The preparation method of the selective medium, the antibacterial peptide diluent and the escherichia coli culture solution is the same as that of the example 1. To the selective medium was added bromocresol purple 0.01g as an indicator.
A comparative medium was prepared according to the medium preparation method described in China patent 202010121703.5: weighing each component according to a formula of 6g of yeast powder, 12g of tryptone, 8g of lactose, 9g of sodium chloride, 0.01 g of bromocresol purple and 0.003 g of thiazole blue, fixing the volume to 1000mL, preparing a culture medium, packaging into 18X 180mm glass test tubes, and sealing and sterilizing.
The experimental method comprises the following steps: 1mL of escherichia coli culture solution and 1mL of antibacterial peptide diluent are respectively and lightly added into a selective culture medium test tube (containing a pouring tube) and a comparison culture medium test tube of the invention, and water bath culture is carried out for 3 hours at 37 ℃, and whether bubbles appear in the pouring tube and whether the color changes in the test tube are observed.
The experimental results are shown in table 4 and fig. 2. FIG. 2 shows a selective medium of the present invention in the left tube and a comparative medium of the prior art in the right tube.
The thiazole blue used in the comparative medium was yellow or orange powder, poorly soluble in water. When in use, the bacterial strain can be reduced into water-insoluble blue-violet crystal formazan by living bacteria and deposited in cells, and bromocresol purple and thiazole blue are added into a liquid culture medium system (water is a solvent), the initial color is purple, and the bacterial strain grows to cause the pH change of the system to be acidic and then to be yellow.
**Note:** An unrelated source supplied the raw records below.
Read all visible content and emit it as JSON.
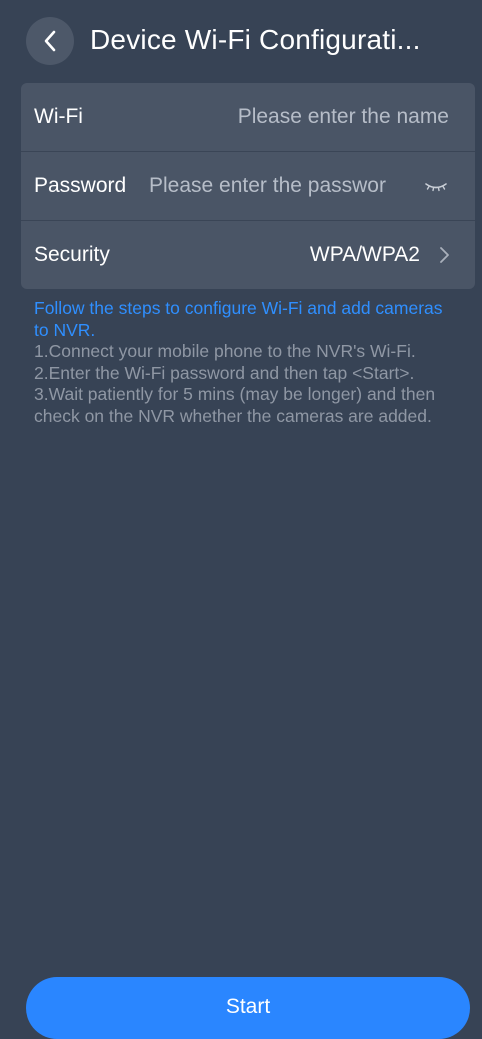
{
  "header": {
    "back_icon": "chevron-left-icon",
    "title": "Device Wi-Fi Configurati..."
  },
  "form": {
    "wifi": {
      "label": "Wi-Fi",
      "placeholder": "Please enter the name",
      "value": ""
    },
    "password": {
      "label": "Password",
      "placeholder": "Please enter the passwor",
      "value": "",
      "visibility_icon": "eye-closed-icon"
    },
    "security": {
      "label": "Security",
      "value": "WPA/WPA2",
      "icon": "chevron-right-icon"
    }
  },
  "instructions": {
    "lead": "Follow the steps to configure Wi-Fi and add cameras to NVR.",
    "steps": [
      "1.Connect your mobile phone to the NVR's Wi-Fi.",
      "2.Enter the Wi-Fi password and then tap <Start>.",
      "3.Wait patiently for 5 mins (may be longer) and then check on the NVR whether the cameras are added."
    ]
  },
  "footer": {
    "start_label": "Start"
  },
  "colors": {
    "background": "#374355",
    "card": "#4a5566",
    "accent": "#2a86ff",
    "link": "#2f8fff",
    "muted_text": "#8f97a4"
  }
}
As can be seen from the results in Table 4 and FIG. 2, the indicator of the selective medium of the invention has unchanged color and no gas production due to the use of the antibacterial peptide, the observed results of gas production and color are consistent with the theoretical results, the indicator of the comparative medium changes color, shows the growth of bacteria, and is inconsistent with the theoretical results, which shows that the selective medium of the invention has stronger specificity, can effectively eliminate the interference of the growth of other miscellaneous bacteria in the sample to be detected on the detection results, and has more accurate evaluation results.
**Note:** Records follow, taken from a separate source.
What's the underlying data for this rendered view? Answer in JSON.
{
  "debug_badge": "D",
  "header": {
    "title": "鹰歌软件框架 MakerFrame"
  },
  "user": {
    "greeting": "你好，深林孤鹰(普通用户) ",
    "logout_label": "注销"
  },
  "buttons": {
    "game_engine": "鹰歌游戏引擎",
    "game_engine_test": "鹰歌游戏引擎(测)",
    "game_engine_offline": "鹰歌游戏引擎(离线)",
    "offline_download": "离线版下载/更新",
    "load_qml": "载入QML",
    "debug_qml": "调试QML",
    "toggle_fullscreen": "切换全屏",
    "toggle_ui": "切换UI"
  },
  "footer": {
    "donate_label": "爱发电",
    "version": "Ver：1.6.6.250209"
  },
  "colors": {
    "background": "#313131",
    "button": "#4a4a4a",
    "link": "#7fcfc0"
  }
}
Because most of the engineering bacteria for producing the antibacterial peptide at present are gram-positive bacteria such as bacillus subtilis and lichen, inaccurate evaluation results are easy to appear by adopting a comparison culture medium in the prior art (false positives, and misjudgment of results is caused by the growth of residual living bacteria in a product in a system). The selective culture medium adopted by the method is suitable for the growth of a work indication strain (escherichia coli), can inhibit the growth of other non-target bacteria, and can accurately evaluate the antibacterial performance of the antibacterial peptide.
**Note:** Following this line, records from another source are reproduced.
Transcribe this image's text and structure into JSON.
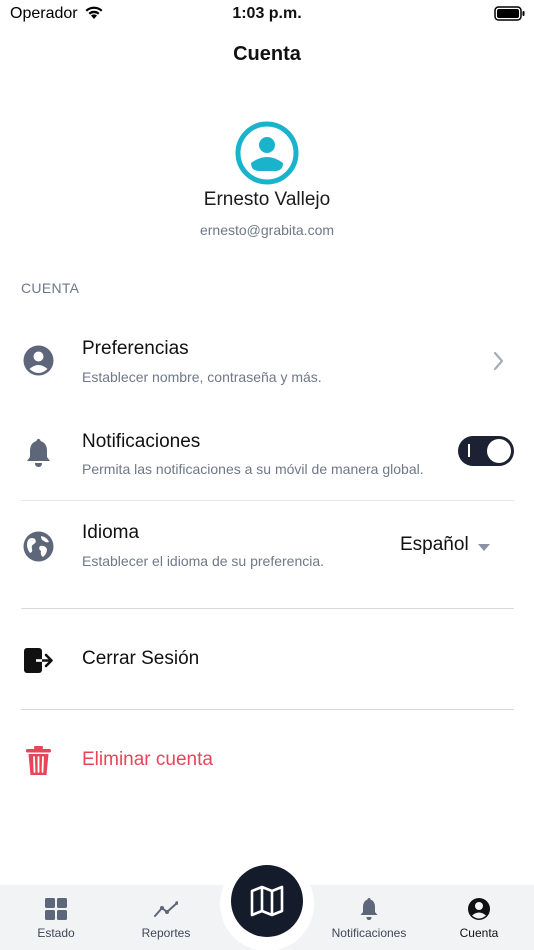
{
  "status_bar": {
    "carrier": "Operador",
    "time": "1:03 p.m."
  },
  "header": {
    "title": "Cuenta"
  },
  "profile": {
    "name": "Ernesto Vallejo",
    "email": "ernesto@grabita.com",
    "avatar_icon": "user-avatar-icon",
    "accent_color": "#19b4cc"
  },
  "section": {
    "label": "CUENTA"
  },
  "settings": {
    "preferences": {
      "title": "Preferencias",
      "subtitle": "Establecer nombre, contraseña y más.",
      "icon": "user-circle-icon"
    },
    "notifications": {
      "title": "Notificaciones",
      "subtitle": "Permita las notificaciones a su móvil de manera global.",
      "icon": "bell-icon",
      "enabled": true
    },
    "language": {
      "title": "Idioma",
      "subtitle": "Establecer el idioma de su preferencia.",
      "icon": "globe-icon",
      "value": "Español"
    }
  },
  "actions": {
    "logout": {
      "label": "Cerrar Sesión",
      "icon": "logout-icon"
    },
    "delete": {
      "label": "Eliminar cuenta",
      "icon": "trash-icon",
      "color": "#e8445a"
    }
  },
  "tabbar": {
    "tabs": [
      {
        "label": "Estado",
        "icon": "grid-icon"
      },
      {
        "label": "Reportes",
        "icon": "trend-icon"
      },
      {
        "label": "",
        "icon": "map-icon"
      },
      {
        "label": "Notificaciones",
        "icon": "bell-icon"
      },
      {
        "label": "Cuenta",
        "icon": "user-icon",
        "active": true
      }
    ]
  }
}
Example 4 comparison of the timeliness of the method of the invention with the prior art rapid test evaluation method
The selective media of the present invention was compared to the brilliant green lactose bile salt broth (BGLB) employed in chinese patent 202010121703.5, which is commercially available (BGLB).
The preparation method of the selective medium and the escherichia coli culture solution of the invention is the same as that of the example 3.
The experimental method comprises the following steps: 1mL of the E.coli culture solution was gently added to the test tube (containing a pouring tube) and the test tube BGLB (containing a pouring tube) of the selective medium of the present invention, respectively, and incubated in a water bath at 37℃for 3 hours, during which time it was observed whether air bubbles appeared in the pouring tube and whether the color was changed.
The experimental results are shown in Table 5 and FIG. 3. FIG. 3 shows a selective medium of the present invention in the left tube and BGLB in the right tube.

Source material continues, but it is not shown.